Sarkozy compares foe to Hitler appeaser

PARIS — France’s conservative presidential hopeful Nicolas Sarkozy yesterday used Adolf Hitler to illustrate his point about a meeting his left-wing rival Segolene Royal held with a Hezbollah leader in Lebanon.

“The fact of being elected is not enough to hold discussions,” said Mr. Sarkozy, who is also interior minister, at a forum organized by his center-right UMP party in Paris.

“I would point out that Hitler had been elected, and that did not in the past make for a responsible and respectable representative,” he said.

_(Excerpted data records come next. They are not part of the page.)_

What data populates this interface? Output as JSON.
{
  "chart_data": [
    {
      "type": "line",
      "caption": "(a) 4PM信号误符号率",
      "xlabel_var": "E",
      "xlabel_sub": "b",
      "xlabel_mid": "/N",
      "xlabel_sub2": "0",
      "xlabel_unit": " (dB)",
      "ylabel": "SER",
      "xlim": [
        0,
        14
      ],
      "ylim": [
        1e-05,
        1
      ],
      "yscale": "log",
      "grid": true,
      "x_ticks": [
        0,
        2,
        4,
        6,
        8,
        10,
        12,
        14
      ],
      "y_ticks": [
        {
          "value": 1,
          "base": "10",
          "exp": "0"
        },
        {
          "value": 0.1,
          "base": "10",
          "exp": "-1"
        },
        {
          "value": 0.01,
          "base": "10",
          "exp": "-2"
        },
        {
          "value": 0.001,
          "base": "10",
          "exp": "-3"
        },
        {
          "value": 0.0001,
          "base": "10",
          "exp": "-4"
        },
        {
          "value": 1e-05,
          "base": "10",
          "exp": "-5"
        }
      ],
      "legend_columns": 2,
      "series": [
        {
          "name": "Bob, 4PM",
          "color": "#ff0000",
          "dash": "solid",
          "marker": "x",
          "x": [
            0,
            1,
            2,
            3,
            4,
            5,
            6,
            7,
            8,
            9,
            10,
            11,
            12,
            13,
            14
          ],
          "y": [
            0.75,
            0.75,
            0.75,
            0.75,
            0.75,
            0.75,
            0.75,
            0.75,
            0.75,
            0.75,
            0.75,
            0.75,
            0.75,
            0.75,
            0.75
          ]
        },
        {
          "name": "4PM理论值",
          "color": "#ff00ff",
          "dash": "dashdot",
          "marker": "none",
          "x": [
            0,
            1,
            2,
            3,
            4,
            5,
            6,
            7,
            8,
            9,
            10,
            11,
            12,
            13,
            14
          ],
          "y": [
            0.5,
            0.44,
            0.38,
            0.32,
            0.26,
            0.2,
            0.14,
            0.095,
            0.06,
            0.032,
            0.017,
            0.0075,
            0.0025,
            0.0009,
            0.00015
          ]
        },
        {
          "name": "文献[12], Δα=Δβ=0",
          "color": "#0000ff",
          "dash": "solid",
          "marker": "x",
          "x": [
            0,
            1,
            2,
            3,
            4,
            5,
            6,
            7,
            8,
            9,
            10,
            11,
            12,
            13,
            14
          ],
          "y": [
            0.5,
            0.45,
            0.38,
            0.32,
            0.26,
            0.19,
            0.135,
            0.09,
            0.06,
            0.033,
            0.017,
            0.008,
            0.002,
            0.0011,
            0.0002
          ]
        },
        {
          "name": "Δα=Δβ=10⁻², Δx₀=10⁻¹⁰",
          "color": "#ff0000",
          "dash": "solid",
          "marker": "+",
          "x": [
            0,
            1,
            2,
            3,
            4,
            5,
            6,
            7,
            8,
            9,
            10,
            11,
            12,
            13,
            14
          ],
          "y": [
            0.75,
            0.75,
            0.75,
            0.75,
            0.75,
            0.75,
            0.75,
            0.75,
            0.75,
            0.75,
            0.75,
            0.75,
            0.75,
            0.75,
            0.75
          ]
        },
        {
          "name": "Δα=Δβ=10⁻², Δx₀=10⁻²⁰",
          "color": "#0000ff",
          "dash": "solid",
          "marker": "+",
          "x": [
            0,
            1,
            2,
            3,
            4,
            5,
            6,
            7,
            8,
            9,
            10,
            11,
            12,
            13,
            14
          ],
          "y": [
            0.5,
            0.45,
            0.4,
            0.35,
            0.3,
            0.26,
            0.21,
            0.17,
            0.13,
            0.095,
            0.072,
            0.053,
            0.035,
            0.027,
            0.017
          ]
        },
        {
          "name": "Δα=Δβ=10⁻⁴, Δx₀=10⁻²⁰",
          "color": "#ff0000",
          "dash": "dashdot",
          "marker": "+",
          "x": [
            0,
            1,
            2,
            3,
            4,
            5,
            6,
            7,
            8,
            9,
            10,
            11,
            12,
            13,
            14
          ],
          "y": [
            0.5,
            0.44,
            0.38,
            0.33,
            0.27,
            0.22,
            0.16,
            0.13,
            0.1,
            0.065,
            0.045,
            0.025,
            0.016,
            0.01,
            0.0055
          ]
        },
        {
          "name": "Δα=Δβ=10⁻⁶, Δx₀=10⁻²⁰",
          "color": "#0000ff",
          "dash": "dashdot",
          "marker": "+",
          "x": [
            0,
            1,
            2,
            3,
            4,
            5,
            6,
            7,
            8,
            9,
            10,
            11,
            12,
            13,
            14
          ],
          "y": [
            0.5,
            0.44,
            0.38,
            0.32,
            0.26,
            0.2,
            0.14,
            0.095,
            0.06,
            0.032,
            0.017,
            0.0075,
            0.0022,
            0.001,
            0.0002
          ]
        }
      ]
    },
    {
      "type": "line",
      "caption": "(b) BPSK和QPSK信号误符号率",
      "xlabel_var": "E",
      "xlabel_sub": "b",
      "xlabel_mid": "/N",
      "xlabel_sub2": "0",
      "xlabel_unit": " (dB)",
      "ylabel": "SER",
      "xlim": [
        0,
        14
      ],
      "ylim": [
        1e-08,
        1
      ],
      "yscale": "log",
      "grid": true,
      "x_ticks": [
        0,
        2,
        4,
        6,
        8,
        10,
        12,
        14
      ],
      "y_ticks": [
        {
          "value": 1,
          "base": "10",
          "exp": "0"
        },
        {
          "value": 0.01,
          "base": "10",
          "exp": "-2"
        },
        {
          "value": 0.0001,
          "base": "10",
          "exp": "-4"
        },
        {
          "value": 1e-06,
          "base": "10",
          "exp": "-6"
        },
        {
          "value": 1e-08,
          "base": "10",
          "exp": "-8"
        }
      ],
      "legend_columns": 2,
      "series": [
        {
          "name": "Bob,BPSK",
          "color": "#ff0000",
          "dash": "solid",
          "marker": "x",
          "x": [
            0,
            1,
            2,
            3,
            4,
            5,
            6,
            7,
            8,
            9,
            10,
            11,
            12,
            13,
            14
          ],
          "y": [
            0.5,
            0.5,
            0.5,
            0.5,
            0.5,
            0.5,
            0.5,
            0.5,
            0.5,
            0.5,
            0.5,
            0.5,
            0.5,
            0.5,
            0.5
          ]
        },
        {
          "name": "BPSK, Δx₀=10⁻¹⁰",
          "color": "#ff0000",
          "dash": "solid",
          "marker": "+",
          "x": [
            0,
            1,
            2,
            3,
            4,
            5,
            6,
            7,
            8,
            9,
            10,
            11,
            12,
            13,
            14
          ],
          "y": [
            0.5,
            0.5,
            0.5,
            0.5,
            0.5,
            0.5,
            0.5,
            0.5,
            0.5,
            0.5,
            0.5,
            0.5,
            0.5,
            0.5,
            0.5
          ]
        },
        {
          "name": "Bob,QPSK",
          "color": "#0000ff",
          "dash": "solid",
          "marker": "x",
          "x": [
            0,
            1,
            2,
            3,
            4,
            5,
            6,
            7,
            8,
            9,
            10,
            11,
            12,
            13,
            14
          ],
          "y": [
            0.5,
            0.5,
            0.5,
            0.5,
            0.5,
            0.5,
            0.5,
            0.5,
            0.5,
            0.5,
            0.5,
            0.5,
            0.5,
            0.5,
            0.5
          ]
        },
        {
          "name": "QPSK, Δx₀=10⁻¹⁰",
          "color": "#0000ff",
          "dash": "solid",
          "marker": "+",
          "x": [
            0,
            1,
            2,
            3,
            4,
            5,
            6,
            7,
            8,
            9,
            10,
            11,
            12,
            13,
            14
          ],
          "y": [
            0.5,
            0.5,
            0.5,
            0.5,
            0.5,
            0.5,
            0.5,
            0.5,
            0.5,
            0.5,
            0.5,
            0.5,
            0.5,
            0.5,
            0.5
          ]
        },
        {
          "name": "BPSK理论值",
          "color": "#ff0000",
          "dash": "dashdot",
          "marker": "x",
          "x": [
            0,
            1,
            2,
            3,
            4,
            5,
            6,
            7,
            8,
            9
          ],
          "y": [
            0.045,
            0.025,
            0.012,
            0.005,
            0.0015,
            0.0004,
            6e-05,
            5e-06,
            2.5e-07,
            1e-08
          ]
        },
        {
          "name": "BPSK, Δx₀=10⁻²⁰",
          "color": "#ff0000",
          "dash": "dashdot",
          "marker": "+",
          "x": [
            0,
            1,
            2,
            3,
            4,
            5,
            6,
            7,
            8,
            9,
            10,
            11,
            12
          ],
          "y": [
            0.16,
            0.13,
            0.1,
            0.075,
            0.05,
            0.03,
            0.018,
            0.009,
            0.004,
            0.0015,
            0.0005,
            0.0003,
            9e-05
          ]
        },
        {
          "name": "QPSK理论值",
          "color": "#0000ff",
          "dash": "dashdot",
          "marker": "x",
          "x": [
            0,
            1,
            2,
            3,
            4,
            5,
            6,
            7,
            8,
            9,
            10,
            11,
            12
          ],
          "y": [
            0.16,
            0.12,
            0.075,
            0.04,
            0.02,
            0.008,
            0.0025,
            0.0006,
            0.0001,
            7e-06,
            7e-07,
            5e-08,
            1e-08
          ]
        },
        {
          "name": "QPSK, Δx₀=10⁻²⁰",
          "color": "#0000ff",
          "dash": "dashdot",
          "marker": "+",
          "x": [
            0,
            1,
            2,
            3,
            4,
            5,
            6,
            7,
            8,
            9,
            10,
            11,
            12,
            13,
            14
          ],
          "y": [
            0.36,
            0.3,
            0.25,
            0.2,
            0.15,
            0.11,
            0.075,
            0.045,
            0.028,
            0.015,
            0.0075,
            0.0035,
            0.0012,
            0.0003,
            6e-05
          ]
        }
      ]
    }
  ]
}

Miss Royal, 53, the Socialist party’s candidate in next year’s presidential election, recently toured the Middle East and in Beirut met with a group of lawmakers, including one from the militant Hezbollah movement, who said in front of her that Israel’s past occupation of Lebanon was like Nazism.

Mr. Sarkozy, 51, has declared his bid to become the candidate of the party he leads, the ruling right-wing Union for a Popular Movement.


Red Brigades suspect arrested

ROME — Paramilitary police yesterday arrested a suspected member and recruiter for an offshoot of the Red Brigades movement that terrorized Italy in the 1970s and 1980s. The new terror group has claimed responsibility for the slayings of two government advisers.

Fabio Matteini, 48, was picked up at his home in Incisa Valdarno, about 19 miles south of Florence, hours before he planned to leave for France, the Carabinieri paramilitary police said.

Police said Mr. Matteini previously acknowledged being a member of Red Brigades-Combatant Communist Party, which arose from the earlier radical leftist group that plagued Italy with high-profile attacks, including the 1978 kidnapping and slaying of former Prime Minister Aldo Moro.


Freelance journalists reportedly paid to spy

BERLIN — Germany’s foreign intelligence agency paid 20 overseas journalists to spy on its behalf during the leadership of former Chancellor Gerhard Schroeder, a magazine reported in an article to be published tomorrow.

The BND intelligence service paid up to $1,300 per report to the journalists, mostly freelancers for radio and television stations, the weekly Focus reported, citing internal BND files.

In one case, a journalist set up a bureau in an Eastern European country using the money the agency paid him, to cover up his spying operations.

The BND has been linked to a press scandal since last year. It admitted recruiting journalists in high-profile news magazines such as Focus and Der Spiegel to spy on their colleagues so it could identify the sources of leaks.

The government of Chancellor Angela Merkel has banned the agency from spying on journalists or recruiting them to get information.